Meaning and Purpose

By Michael Morse

There comes a time when we have already done more than we are going to do. When that time comes for you, I hope that you look back and remember how good it was, how it felt, and the difference that you made in countless lives because you were there. There’s a certain kind of magic that happens when one person is responsible for the care of another, and the person who needs help is comforted by the person helping, and the two bond as only people in those circumstances can.

Of all the health care professionals who practice medicine, EMS personnel do far more with their training and education. Nobody in the chain of treating sudden illness or accident victims does more with less. Medics do not have the luxury of support staff or somebody watching over them who knows more. For the time spent on scene and during transport, there is only them; the patient; and, for some, a higher power keeping them calm and letting what they do know flow, keeping the poor soul dying on their stretcher breathing for a little while longer than he would have without them.

A firefighter does far more than fight fire. All of the words in every training manual ever written can never cover what a firefighter does. There are no guidebooks or checklists, no time clock or breaks. When another person needs to be rescued, the firefighter keeps moving until the job is done. Every person alive is covered by what the firefighter provides: people trained, able and willing to risk it all whenever there is a glimmer of hope.

Time moves relentlessly forward, and what we do is ever changing. Who we are is shaped by what we do; we are the culmination of a lifetime of experience. Everything we do is a thread that creates the tapestry of our life. Those of us who spent much of our time responding to other people’s emergencies can rest assured that what our time on earth weaves will be remarkable.

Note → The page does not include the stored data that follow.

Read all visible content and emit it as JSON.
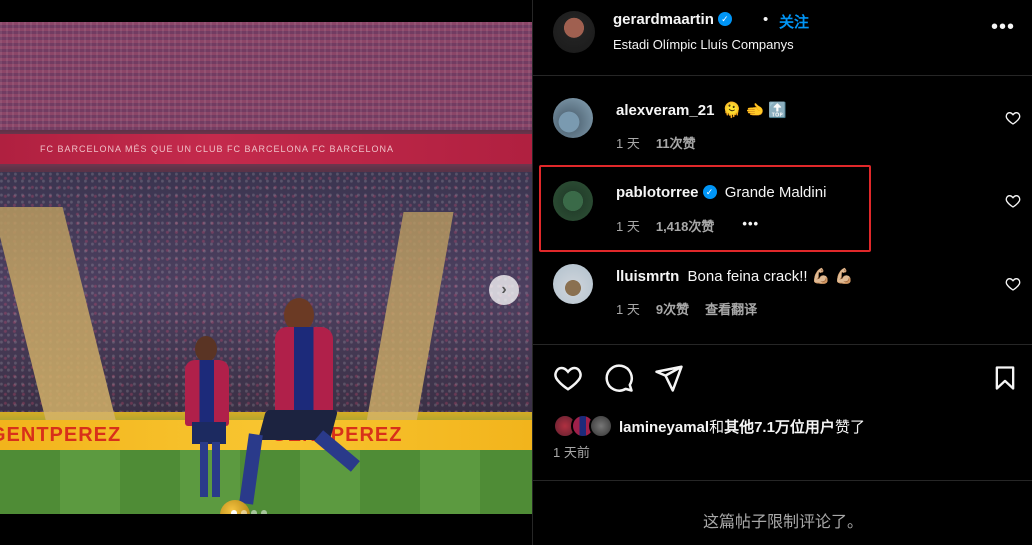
{
  "media": {
    "banner_text": "FC BARCELONA   MÉS QUE UN CLUB   FC BARCELONA   FC BARCELONA",
    "ad_text_left": "GENTPEREZ",
    "ad_text_right": "GENTPEREZ",
    "next_arrow": "›",
    "slides": 4,
    "active_slide": 1
  },
  "post": {
    "author": "gerardmaartin",
    "separator": "•",
    "follow_label": "关注",
    "location": "Estadi Olímpic Lluís Companys",
    "more_label": "•••"
  },
  "comments": [
    {
      "user": "alexveram_21",
      "text": "🫠 🫲 🔝",
      "time": "1 天",
      "likes": "11次赞",
      "extra": ""
    },
    {
      "user": "pablotorree",
      "verified": true,
      "text": "Grande Maldini",
      "time": "1 天",
      "likes": "1,418次赞",
      "extra": "•••"
    },
    {
      "user": "lluismrtn",
      "text": "Bona feina crack!! 💪🏼 💪🏼",
      "time": "1 天",
      "likes": "9次赞",
      "extra": "查看翻译"
    }
  ],
  "likes": {
    "user": "lamineyamal",
    "connector": "和",
    "others": "其他7.1万位用户",
    "suffix": "赞了"
  },
  "time_ago": "1 天前",
  "footer": {
    "comments_disabled": "这篇帖子限制评论了。"
  },
  "colors": {
    "accent": "#0095f6",
    "highlight_border": "#e0282a",
    "muted_text": "#a8a8a8"
  }
}
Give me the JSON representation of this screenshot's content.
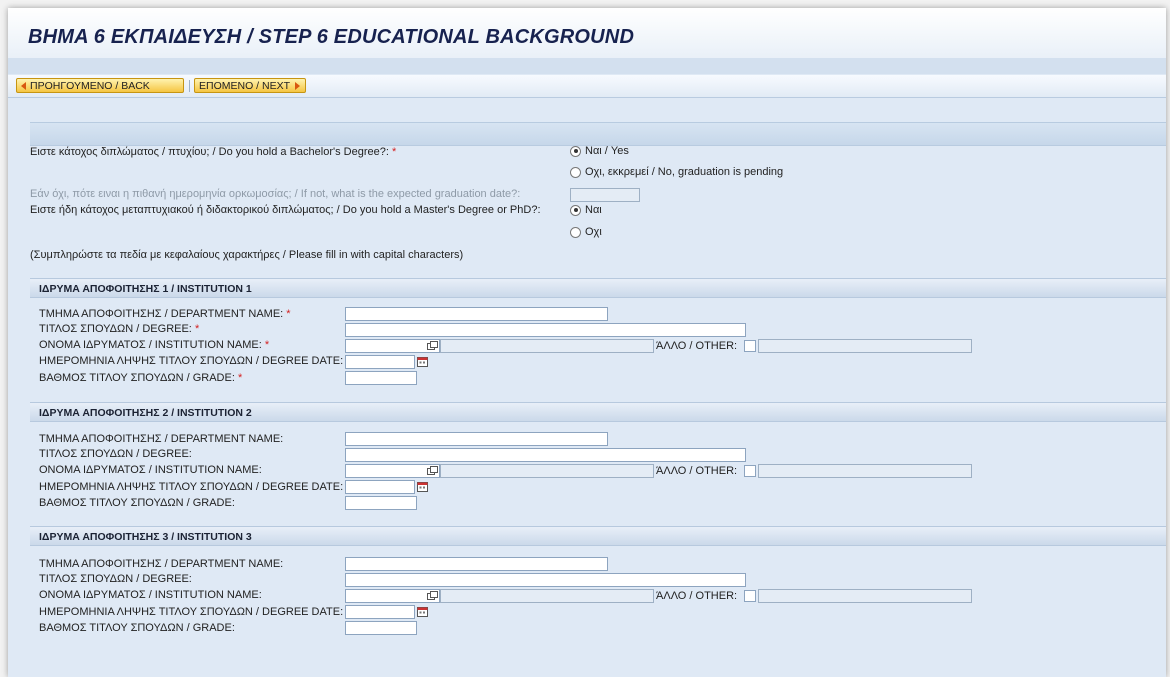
{
  "page": {
    "title": "ΒΗΜΑ 6 ΕΚΠΑΙΔΕΥΣΗ / STEP 6 EDUCATIONAL BACKGROUND"
  },
  "toolbar": {
    "back_label": "ΠΡΟΗΓΟΥΜΕΝΟ / BACK",
    "next_label": "ΕΠΟΜΕΝΟ / NEXT"
  },
  "questions": {
    "bachelor": {
      "label": "Ειστε κάτοχος διπλώματος / πτυχίου; / Do you hold a Bachelor's Degree?: ",
      "required_mark": "*",
      "options": [
        "Ναι / Yes",
        "Οχι, εκκρεμεί / No, graduation is pending"
      ],
      "selected": "Ναι / Yes"
    },
    "graduation_date": {
      "label": "Εάν όχι, πότε ειναι η πιθανή ημερομηνία ορκωμοσίας; / If not, what is the expected graduation date?:",
      "value": ""
    },
    "masters": {
      "label": "Ειστε ήδη κάτοχος μεταπτυχιακού ή διδακτορικού διπλώματος; / Do you hold a Master's Degree or PhD?:",
      "options": [
        "Ναι",
        "Οχι"
      ],
      "selected": "Ναι"
    },
    "capital_note": "(Συμπληρώστε τα πεδία με κεφαλαίους χαρακτήρες / Please fill in with capital characters)"
  },
  "field_labels": {
    "department": "ΤΜΗΜΑ ΑΠΟΦΟΙΤΗΣΗΣ / DEPARTMENT NAME:",
    "degree": "ΤΙΤΛΟΣ ΣΠΟΥΔΩΝ / DEGREE:",
    "institution": "ΟΝΟΜΑ ΙΔΡΥΜΑΤΟΣ / INSTITUTION NAME:",
    "degree_date": "ΗΜΕΡΟΜΗΝΙΑ ΛΗΨΗΣ ΤΙΤΛΟΥ ΣΠΟΥΔΩΝ / DEGREE DATE:",
    "grade": "ΒΑΘΜΟΣ ΤΙΤΛΟΥ ΣΠΟΥΔΩΝ / GRADE:",
    "other": "ΆΛΛΟ / OTHER:",
    "required_mark": "*"
  },
  "institutions": [
    {
      "title": "ΙΔΡΥΜΑ ΑΠΟΦΟΙΤΗΣΗΣ 1 / INSTITUTION 1",
      "department": "",
      "degree": "",
      "institution": "",
      "degree_date": "",
      "grade": "",
      "other_checked": false,
      "other_text": ""
    },
    {
      "title": "ΙΔΡΥΜΑ ΑΠΟΦΟΙΤΗΣΗΣ 2 / INSTITUTION 2",
      "department": "",
      "degree": "",
      "institution": "",
      "degree_date": "",
      "grade": "",
      "other_checked": false,
      "other_text": ""
    },
    {
      "title": "ΙΔΡΥΜΑ ΑΠΟΦΟΙΤΗΣΗΣ 3 / INSTITUTION 3",
      "department": "",
      "degree": "",
      "institution": "",
      "degree_date": "",
      "grade": "",
      "other_checked": false,
      "other_text": ""
    }
  ],
  "icons": {
    "back": "arrow-left-icon",
    "next": "arrow-right-icon",
    "dropdown": "value-help-icon",
    "calendar": "calendar-icon"
  },
  "colors": {
    "title": "#17224f",
    "required": "#d41f1f",
    "button": "#f5c542",
    "background": "#dfe9f5"
  }
}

It’s heady stuff when I stop and think about it, and now that I have more time behind me than ahead, I have a lot of time to think about it. The best part of looking back is all the frustration, sadness, and pain I encountered while responding to 911 calls dissipates like morning mist when the sun breaks through and the memories, without fail, remind me that because of what I did, my life had meaning, and purpose.

 

Michael Morse is a former captain with the Providence (RI) Fire Department (PFD), an author, and a popular columnist. He served on PFD’s Engine Co. 2., Engine Co. 9, and Ladder Co. 4 for 10 years prior to becoming an EMT-C on Rescue Co 1 and Captain of Rescue Co. 5.